The question was posed to Pete Carroll 30 minutes or so after his Seattle Seahawks had finished pummeling the Denver Broncos in Super Bowl XLVIII.
The reporter wanted to know about Seattle’s No. 1 defense so thoroughly dominating what, statistically speaking, was the most productive offense in NFL history, and before the question was finished, the Seahawks head coach flashed the sort of grin that only a 43-8 Super Bowl victory can produce.
“Well all those people who like to say defense wins championships can go ahead and gloat for a little while,” Carroll said, “because that sure turned out today.”
The story of how the Seahawks became an NFL powerhouse, and eventually champions by employing an old-school school approach of tough, hard-hitting defense and balanced offense has been told and oversimplified a million times by now. And Seattle’s rise to the top using that formula began years ago, so the way they did things on their way to a title was hardly surprising.
But with the NFL draft kicking off on Thursday, we may start to see just how much Seattle’s success under Carroll and general manager John Schneider affects the decision making of other NFL teams.
The NFL has long been known as a copycat league, and certainly other executives take notice when a team completely stifles the highest-scoring offense in history.
So can the Seahawks’ blueprint for success be copied? Is it as simple as drafting big, physical cornerbacks, focusing on run-heavy offensive attack, and not being afraid of drafting a short quarterback?
To put it simply, no, Seattle’s formula isn’t likely to be replicated by another team. In fact, even if the Seahawks go onto to win more titles, they may never quite duplicate the magic of the team that battered the Broncos into submission; not when paying their young stars means they can’t make luxury offseason additions like they did in 2013.
Besides, to say that there is a formula of player acquisition to be copied would be an insult to Seattle’s coaching staff, which has developed more than its share of mid-to-late round picks. And which through Carroll’s philosophy of competition has allowed young players, even late-round picks and undrafted free agents, to win starting jobs. Schneider, who deserves plenty of credit for building Seattle’s young, talented roster, is quick to also credit the coaching staff, especially when it comes to explaining the success of so many late-round picks.

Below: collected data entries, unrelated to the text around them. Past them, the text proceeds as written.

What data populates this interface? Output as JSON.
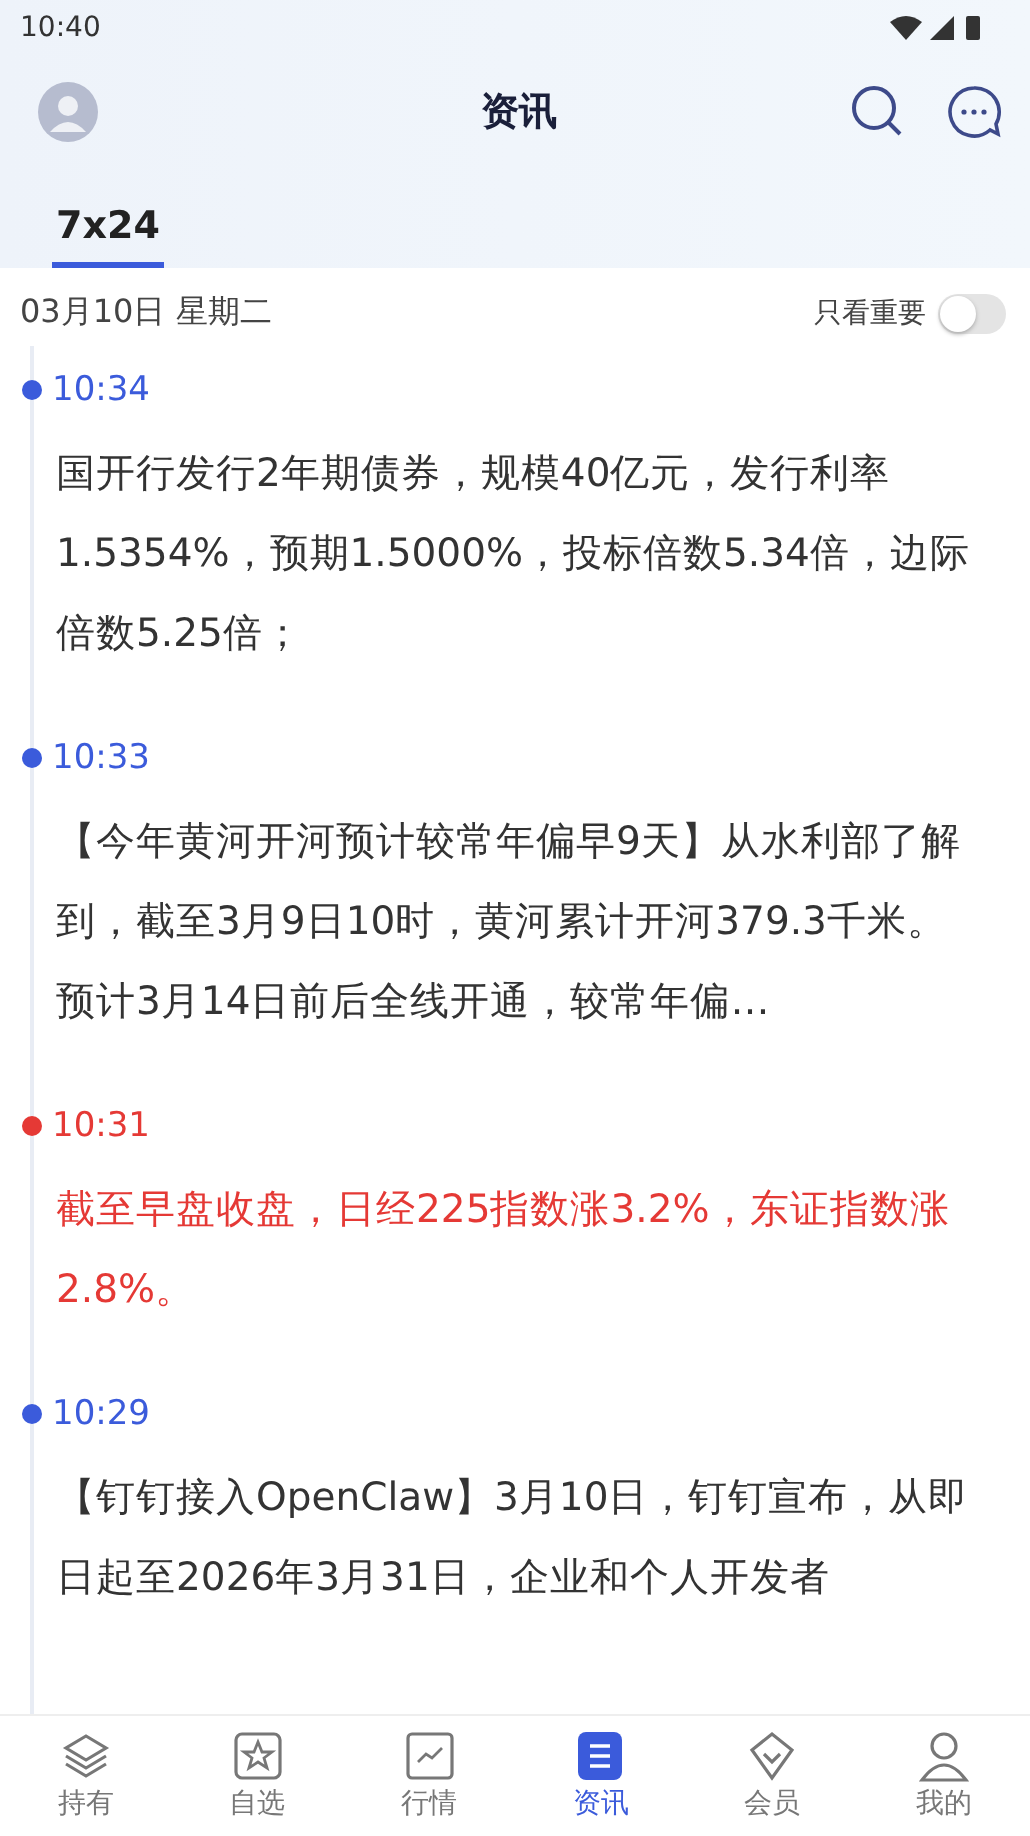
{
  "status_bar": {
    "time": "10:40"
  },
  "header": {
    "title": "资讯"
  },
  "tabs": [
    {
      "label": "7x24",
      "selected": true
    }
  ],
  "date_row": {
    "date": "03月10日 星期二",
    "filter_label": "只看重要",
    "filter_on": false
  },
  "news": [
    {
      "time": "10:34",
      "important": false,
      "text": "国开行发行2年期债券，规模40亿元，发行利率1.5354%，预期1.5000%，投标倍数5.34倍，边际倍数5.25倍；"
    },
    {
      "time": "10:33",
      "important": false,
      "text": "【今年黄河开河预计较常年偏早9天】从水利部了解到，截至3月9日10时，黄河累计开河379.3千米。预计3月14日前后全线开通，较常年偏…"
    },
    {
      "time": "10:31",
      "important": true,
      "text": "截至早盘收盘，日经225指数涨3.2%，东证指数涨2.8%。"
    },
    {
      "time": "10:29",
      "important": false,
      "text": "【钉钉接入OpenClaw】3月10日，钉钉宣布，从即日起至2026年3月31日，企业和个人开发者"
    }
  ],
  "bottom_nav": [
    {
      "kind": "layers",
      "label": "持有",
      "selected": false
    },
    {
      "kind": "star",
      "label": "自选",
      "selected": false
    },
    {
      "kind": "chart",
      "label": "行情",
      "selected": false
    },
    {
      "kind": "doc",
      "label": "资讯",
      "selected": true
    },
    {
      "kind": "diamond",
      "label": "会员",
      "selected": false
    },
    {
      "kind": "person",
      "label": "我的",
      "selected": false
    }
  ]
}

“They don’t have a preconceived notion that you need a veteran,” Schneider said. “The easiest thing to do is sign a veteran. The hardest thing to do is sign a young player and coach them up and spend extra time with them and develop them and get them ready to play. And this staff has shown an ability to do that year in and year out and that commitment was part of the partnership with Pete and I that we were going to accentuate the strengths of these players. We’re not going to harp on the negatives, we’re going to try and do whatever we can as an organization help them compensate for their deficiencies, and we’re going to do whatever we can to coach them up and develop them and get them to reach their ceiling as quickly as they can.”
In other words, it’s one thing to draft quarterback Russell Wilson in the third round, it’s something entirely different to give him a legitimate shot at winning the starting job as a rookie after paying big money to sign another quarterback in free agency.
Yet even if the Seahawks’ formula can’t be replicated, that doesn’t mean their success won’t have some affect on this week’s draft.
Most notably, Texas A&M quarterback Johnny Manziel, who checks in at a shade under 6-feet, owes Wilson a huge thank you. Manziel said himself that Wilson opened the door for a talented, athletic, albeit undersized, quarterback to be on the radar of NFL teams. While Wilson’s size caused a first-round talent to slide two rounds, Manziel is all but a lock to go in the first round, and quite possibly in the top 10.
It’s quite possible we’ll see more tall, long-limbed cornerbacks drafted this year as well after Seattle had so much success with Richard Sherman and Brandon Browner. But other NFL teams looking to get bigger at corner have to consider that they don’t have free safety Earl Thomas patrolling the middle of the field. And on top of that, there’s a difference between being a talented, tall cornerback and a big stiff who can’t cover anybody.
It’s not as if the idea of getting bigger at a particular position is revolutionary, it’s just rare to find players like Sherman who can have the right combination of size, speed, agility and ball skills.
“No,” Carroll said at the NFL scouting combine when asked if he thinks teams will try to all go big at corner. “Because they don’t exist. Big, fast guys are the (rarest) people around. Everybody would like to get longer, taller guys that run 4.4 (seconds in the 40-yard dash). But there just aren’t many humans like that in the world.”
“So it’s rare when you find them, and then you have to develop the guys. The perfect guys aren’t there.”
The perfect guys aren’t there, or they’re at least incredibly rare, but perhaps a few NFL teams will try to find them after watching the Seahawks roll to a championship in February.